EL YANTAR DE MÍO CID
Revista gastronómica
GUÍA MICHARLYN


RESTAURANTE  LIBERTÉN  (ZAMORA)

Es una suerte inmensa comenzar esta nueva sección dedicada a la gastronomía, ponderando las excelencias de un restaurante zamorano en el que nuestra vista, gusto y olfato, se recrearon de principio a fin con los manjares  que Raúl y Manuel Carlos nos ofrecieron en un singular trayecto culinario.

De comienzo, tomamos zamburiñas, pulpo a la gallega y navajas, como entrantes para  abrirnos el apetito... y ¡de qué forma lo hicieron! Las primeras, de mediano tamaño, contenían el sabor de esta joya del mar, potenciado a la máxima expresión. El pulpo salteado con patatas y salpicado de pimentón, estaba en su justo punto de cocción y, a juzgar por la dimensión de cada pincho, se deducía que habrían formado parte de un ejemplar de gran tamaño, ¡delicioso! Otro tanto se podría decir de las navajas de magnífico aliño y textura.

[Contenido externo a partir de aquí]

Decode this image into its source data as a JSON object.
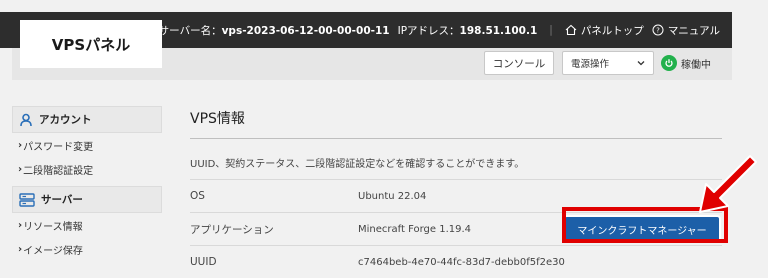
{
  "header": {
    "logo": "VPSパネル",
    "server_label": "サーバー名：",
    "server_name": "vps-2023-06-12-00-00-00-11",
    "ip_label": "IPアドレス：",
    "ip": "198.51.100.1",
    "separator": "|",
    "panel_top": "パネルトップ",
    "manual": "マニュアル"
  },
  "toolbar": {
    "console": "コンソール",
    "power_select": "電源操作",
    "status": "稼働中",
    "status_color": "#22b14c"
  },
  "sidebar": {
    "account_title": "アカウント",
    "account_items": [
      {
        "caret": "›",
        "label": "パスワード変更"
      },
      {
        "caret": "›",
        "label": "二段階認証設定"
      }
    ],
    "server_title": "サーバー",
    "server_items": [
      {
        "caret": "›",
        "label": "リソース情報"
      },
      {
        "caret": "›",
        "label": "イメージ保存"
      }
    ]
  },
  "main": {
    "title": "VPS情報",
    "description": "UUID、契約ステータス、二段階認証設定などを確認することができます。",
    "rows": [
      {
        "key": "OS",
        "value": "Ubuntu 22.04"
      },
      {
        "key": "アプリケーション",
        "value": "Minecraft Forge 1.19.4"
      },
      {
        "key": "UUID",
        "value": "c7464beb-4e70-44fc-83d7-debb0f5f2e30"
      }
    ],
    "app_button": "マインクラフトマネージャー"
  },
  "colors": {
    "accent": "#1c5fa8",
    "highlight": "#e00000",
    "header_bg": "#2d2d2d",
    "icon_blue": "#2a6fb8"
  }
}
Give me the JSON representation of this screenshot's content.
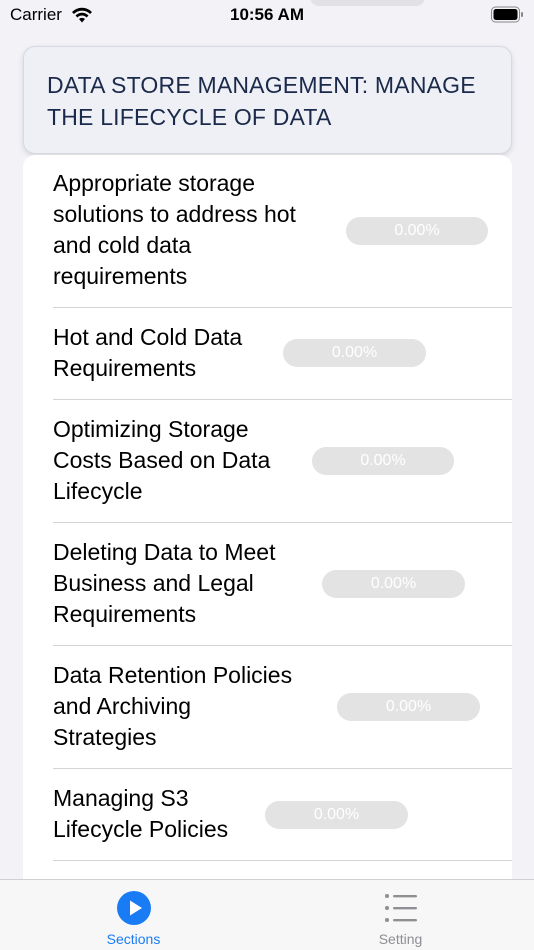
{
  "status_bar": {
    "carrier": "Carrier",
    "time": "10:56 AM"
  },
  "header": {
    "title_line1": "DATA STORE MANAGEMENT: MANAGE",
    "title_line2": "THE LIFECYCLE OF DATA"
  },
  "sections": [
    {
      "title_lines": [
        "Appropriate storage",
        "solutions to address hot",
        "and cold data",
        "requirements"
      ],
      "progress": "0.00%"
    },
    {
      "title_lines": [
        "Hot and Cold Data",
        "Requirements"
      ],
      "progress": "0.00%"
    },
    {
      "title_lines": [
        "Optimizing Storage",
        "Costs Based on Data",
        "Lifecycle"
      ],
      "progress": "0.00%"
    },
    {
      "title_lines": [
        "Deleting Data to Meet",
        "Business and Legal",
        "Requirements"
      ],
      "progress": "0.00%"
    },
    {
      "title_lines": [
        "Data Retention Policies",
        "and Archiving",
        "Strategies"
      ],
      "progress": "0.00%"
    },
    {
      "title_lines": [
        "Managing S3",
        "Lifecycle Policies"
      ],
      "progress": "0.00%"
    }
  ],
  "tab_bar": {
    "sections_label": "Sections",
    "settings_label": "Setting",
    "accent_color": "#1a7cf5",
    "inactive_color": "#8e8e93",
    "sections_icon": "play-circle-icon",
    "settings_icon": "list-icon"
  }
}
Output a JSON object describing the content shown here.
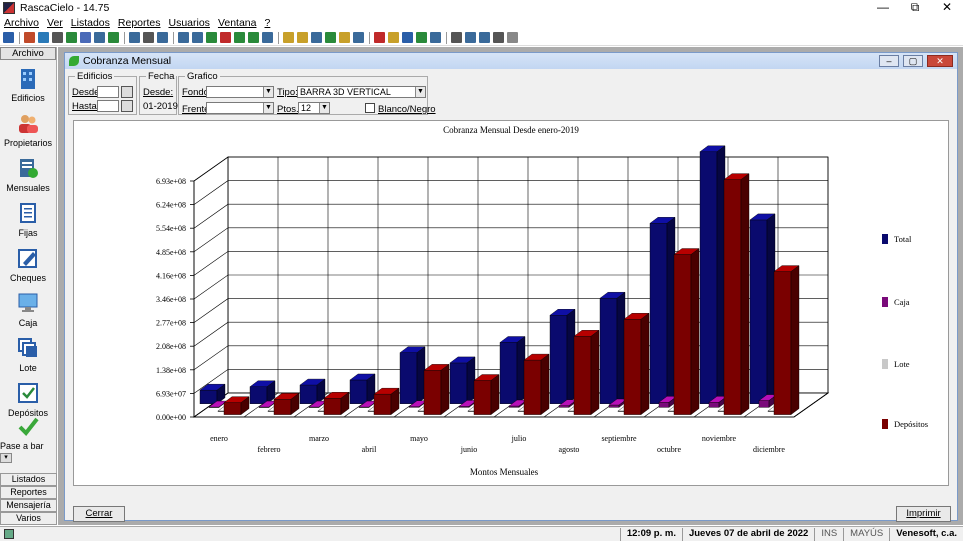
{
  "window": {
    "title": "RascaCielo - 14.75",
    "min": "—",
    "max": "⧉",
    "close": "✕"
  },
  "menu": [
    "Archivo",
    "Ver",
    "Listados",
    "Reportes",
    "Usuarios",
    "Ventana",
    "?"
  ],
  "sidebar": {
    "header": "Archivo",
    "items": [
      {
        "label": "Edificios",
        "icon": "building-icon"
      },
      {
        "label": "Propietarios",
        "icon": "people-icon"
      },
      {
        "label": "Mensuales",
        "icon": "monthly-doc-icon"
      },
      {
        "label": "Fijas",
        "icon": "document-icon"
      },
      {
        "label": "Cheques",
        "icon": "pencil-icon"
      },
      {
        "label": "Caja",
        "icon": "monitor-icon"
      },
      {
        "label": "Lote",
        "icon": "stack-icon"
      },
      {
        "label": "Depósitos",
        "icon": "checkbox-icon"
      },
      {
        "label": "Pase a bar",
        "icon": "check-icon"
      }
    ],
    "bottom": [
      "Listados",
      "Reportes",
      "Mensajería",
      "Varios"
    ]
  },
  "child": {
    "title": "Cobranza Mensual",
    "edificios": {
      "legend": "Edificios",
      "desde": "Desde:",
      "hasta": "Hasta:"
    },
    "fecha": {
      "legend": "Fecha",
      "desde": "Desde:",
      "value": "01-2019"
    },
    "grafico": {
      "legend": "Grafico",
      "fondo": "Fondo:",
      "frente": "Frente:",
      "tipo": "Tipo:",
      "tipo_value": "BARRA 3D VERTICAL",
      "ptos": "Ptos.:",
      "ptos_value": "12",
      "bn": "Blanco/Negro"
    },
    "close_btn": "Cerrar",
    "print_btn": "Imprimir"
  },
  "chart_data": {
    "type": "bar",
    "title": "Cobranza Mensual Desde enero-2019",
    "xlabel": "Montos Mensuales",
    "ylabel": "",
    "ylim": [
      0,
      693000000
    ],
    "yticks": [
      "0.00e+00",
      "6.93e+07",
      "1.38e+08",
      "2.08e+08",
      "2.77e+08",
      "3.46e+08",
      "4.16e+08",
      "4.85e+08",
      "5.54e+08",
      "6.24e+08",
      "6.93e+08"
    ],
    "categories": [
      "enero",
      "febrero",
      "marzo",
      "abril",
      "mayo",
      "junio",
      "julio",
      "agosto",
      "septiembre",
      "octubre",
      "noviembre",
      "diciembre"
    ],
    "legend_placement": "right",
    "series": [
      {
        "name": "Total",
        "color": "#0a0a6e",
        "values": [
          40000000,
          50000000,
          55000000,
          70000000,
          150000000,
          120000000,
          180000000,
          260000000,
          310000000,
          530000000,
          740000000,
          540000000
        ]
      },
      {
        "name": "Caja",
        "color": "#7a0a7a",
        "values": [
          1000000,
          1000000,
          1000000,
          1000000,
          2000000,
          3000000,
          4000000,
          5000000,
          7000000,
          15000000,
          15000000,
          20000000
        ]
      },
      {
        "name": "Lote",
        "color": "#c8c8c8",
        "values": [
          0,
          0,
          0,
          0,
          0,
          0,
          0,
          0,
          0,
          0,
          0,
          0
        ]
      },
      {
        "name": "Depósitos",
        "color": "#7a0000",
        "values": [
          35000000,
          45000000,
          48000000,
          60000000,
          130000000,
          100000000,
          160000000,
          230000000,
          280000000,
          470000000,
          690000000,
          420000000
        ]
      }
    ]
  },
  "status": {
    "time": "12:09 p. m.",
    "date": "Jueves 07 de abril de 2022",
    "ins": "INS",
    "mayus": "MAYÚS",
    "company": "Venesoft, c.a."
  },
  "toolbar_colors": [
    "#2a5ea8",
    "#c04a2a",
    "#2a7ab8",
    "#555",
    "#2a8a3a",
    "#4a6ab8",
    "#3a6a9a",
    "#2a8a3a",
    "#3a6a9a",
    "#555",
    "#3a6a9a",
    "#3a6a9a",
    "#3a6a9a",
    "#2a8a3a",
    "#c02a2a",
    "#2a8a3a",
    "#2a8a3a",
    "#3a6a9a",
    "#c8a02a",
    "#c8a02a",
    "#3a6a9a",
    "#2a8a3a",
    "#c8a02a",
    "#3a6a9a",
    "#c02a2a",
    "#c8a02a",
    "#2a5ea8",
    "#2a8a3a",
    "#3a6a9a",
    "#555",
    "#3a6a9a",
    "#3a6a9a",
    "#555",
    "#888"
  ]
}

Para los segundos platos elegimos chuleta de ternera rubia y corvina al horno con patatas (éramos cuatro los comensales). La corvina se deshacía en la boca y la ternera a la plancha, estaba tiernísima, conservando en su jugo el sabor de las carnes de calidad. Por indicación del chef, regamos nuestros platos con un LIBER 10 de bodegas Liberalia D.O. Toro. De origen de uva garnacha, cada sorbo aportaba su innegable estancia en barrica de roble.

Los postres fueron unos deliciosos pasteles de nata, hojaldre y chocolate. Los chupitos y el café pusieron un espléndido broche a una regia comida en un local de decoración moderna y en el que el servicio estuvo siempre muy pendiente y atento a nuestras indicaciones, sin agobiar y con excelente carácter.

Para que la comida resultara aún más emotiva, contamos a su término con la presencia de la matriarca e impulsora de este legado gastronómico que ahora regentan sus hijos: la simpatiquísima Bego Muñoz Alonso. Su charla fue la guinda que colmó el vaso de las satisfacciones.

En resumen: En su próxima visita a Zamora, además de gozar con toda la riqueza arquitectónica que la ciudad ofrece, no deje de visitar este monumento gastronómico situado junto al Duero.